Reporter: Gail Levy Writer: Matias Abril
Published: Updated:

Privacy in the classroom. What’s reasonable? What’s intrusive? Should teachers be allowed to search student’s cellphones without their parents’ permission?

This issue is at the forefront of the new student code of conduct policy draft under consideration in Lee County schools.

All this goes back to a law passed in 1985. The district admits there were no cellphones during that 1985 case, but the law first opened the door for diminished Fourth Amendment rights for students.

And Lee County schools argue that case gives them permission to search your child’s phone to look for something very specific.

The Lee County School Board argues the law gives the district the right to search a student’s cellphone without a warrant when there is reasonable suspicion there is evidence of a threat or a crime, and the search must be narrow in scope.

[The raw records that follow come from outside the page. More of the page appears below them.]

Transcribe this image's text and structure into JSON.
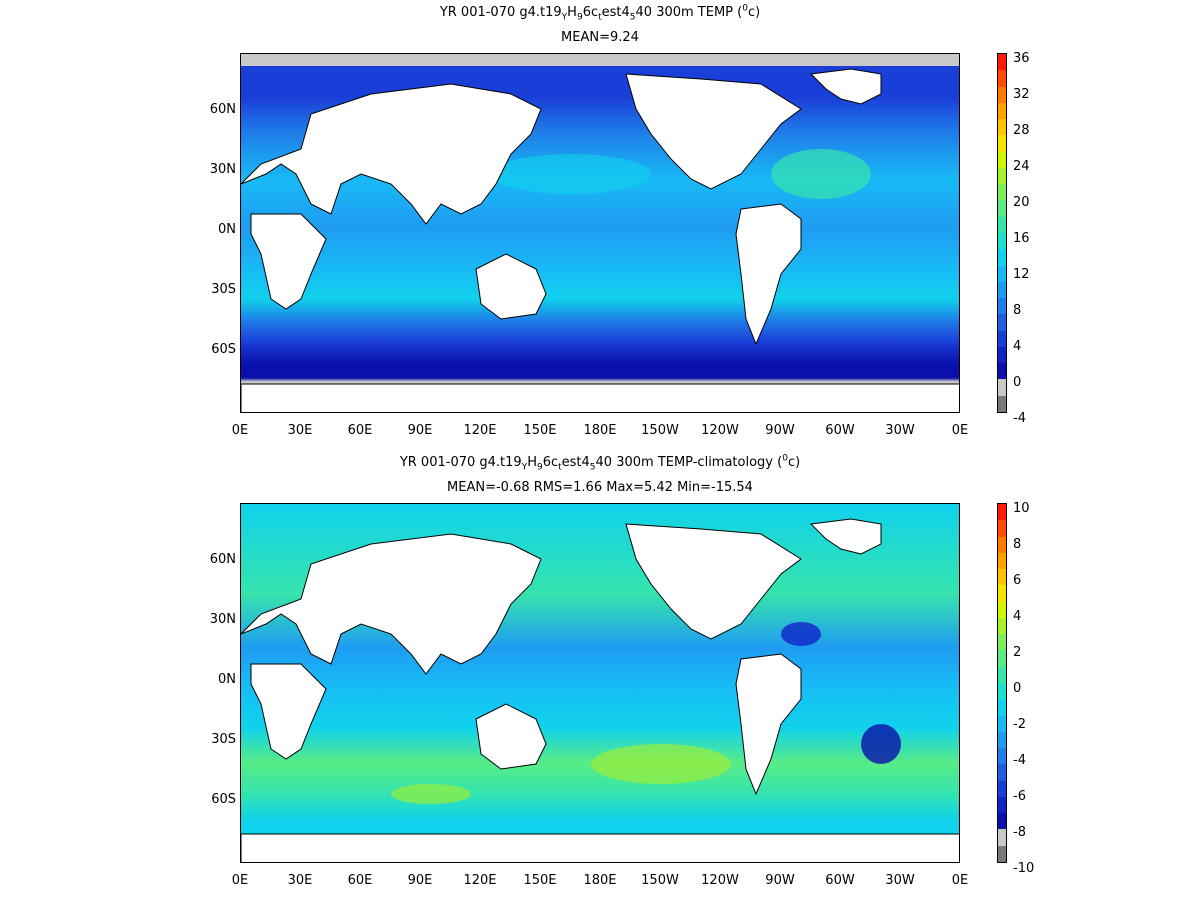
{
  "panels": [
    {
      "id": "top",
      "title_parts": [
        "YR 001-070 g4.t19",
        "Y",
        "H",
        "9",
        "6c",
        "t",
        "est4",
        "5",
        "40 300m TEMP (",
        "0",
        "c)"
      ],
      "subtitle": "MEAN=9.24",
      "x_ticks": [
        "0E",
        "30E",
        "60E",
        "90E",
        "120E",
        "150E",
        "180E",
        "150W",
        "120W",
        "90W",
        "60W",
        "30W",
        "0E"
      ],
      "y_ticks": [
        "60N",
        "30N",
        "0N",
        "30S",
        "60S"
      ],
      "colorbar": {
        "labels": [
          "36",
          "32",
          "28",
          "24",
          "20",
          "16",
          "12",
          "8",
          "4",
          "0",
          "-4"
        ],
        "colors": [
          "#ff1a00",
          "#ff4a00",
          "#ff7a00",
          "#ffa200",
          "#ffc400",
          "#f5e600",
          "#d2f500",
          "#a8f02a",
          "#7cee5a",
          "#58ec86",
          "#36e4ac",
          "#1fe0cf",
          "#10d2ec",
          "#18baf6",
          "#1f9cf2",
          "#1f7ee8",
          "#1f5ee0",
          "#1a3ed8",
          "#1024c8",
          "#0a10aa",
          "#c8c8c8",
          "#787878"
        ]
      },
      "ocean_fill_base": "#1f5ee0"
    },
    {
      "id": "bottom",
      "title_parts": [
        "YR 001-070 g4.t19",
        "Y",
        "H",
        "9",
        "6c",
        "t",
        "est4",
        "5",
        "40 300m TEMP-climatology (",
        "0",
        "c)"
      ],
      "subtitle": "MEAN=-0.68   RMS=1.66   Max=5.42   Min=-15.54",
      "x_ticks": [
        "0E",
        "30E",
        "60E",
        "90E",
        "120E",
        "150E",
        "180E",
        "150W",
        "120W",
        "90W",
        "60W",
        "30W",
        "0E"
      ],
      "y_ticks": [
        "60N",
        "30N",
        "0N",
        "30S",
        "60S"
      ],
      "colorbar": {
        "labels": [
          "10",
          "8",
          "6",
          "4",
          "2",
          "0",
          "-2",
          "-4",
          "-6",
          "-8",
          "-10"
        ],
        "colors": [
          "#ff1a00",
          "#ff4a00",
          "#ff7a00",
          "#ffa200",
          "#ffc400",
          "#f5e600",
          "#d2f500",
          "#a8f02a",
          "#7cee5a",
          "#58ec86",
          "#36e4ac",
          "#1fe0cf",
          "#10d2ec",
          "#18baf6",
          "#1f9cf2",
          "#1f7ee8",
          "#1f5ee0",
          "#1a3ed8",
          "#1024c8",
          "#0a10aa",
          "#c8c8c8",
          "#787878"
        ]
      },
      "ocean_fill_base": "#18baf6"
    }
  ]
}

The superintendent of schools addressed parents’ concerns during a school board workshop on Tuesday.

“We would only look at a cellphone in the case where a cellphone or technology was the appropriate piece,” said Lee County Superintendent Dr. Chris Bernier. “If we’re searching a handgun, we’re not going to look at a person’s cellphone. If we have a social media post that threatens to blow up the school, and children are sharing that post with us, and we know who the author of that post is, their cellphone becomes pertinent to that investigation.”

But no one in Lee County schools can force your child to give up his or her cellphone password. In that case, the district would get law enforcement involved.

Dr. Bernier also said that searching cellphones is in other school districts’ student codes of conduct, but there is actually no such policy in Charlotte or Collier counties.

Lawyers said that this could be a gray area in the law that a parent could challenge.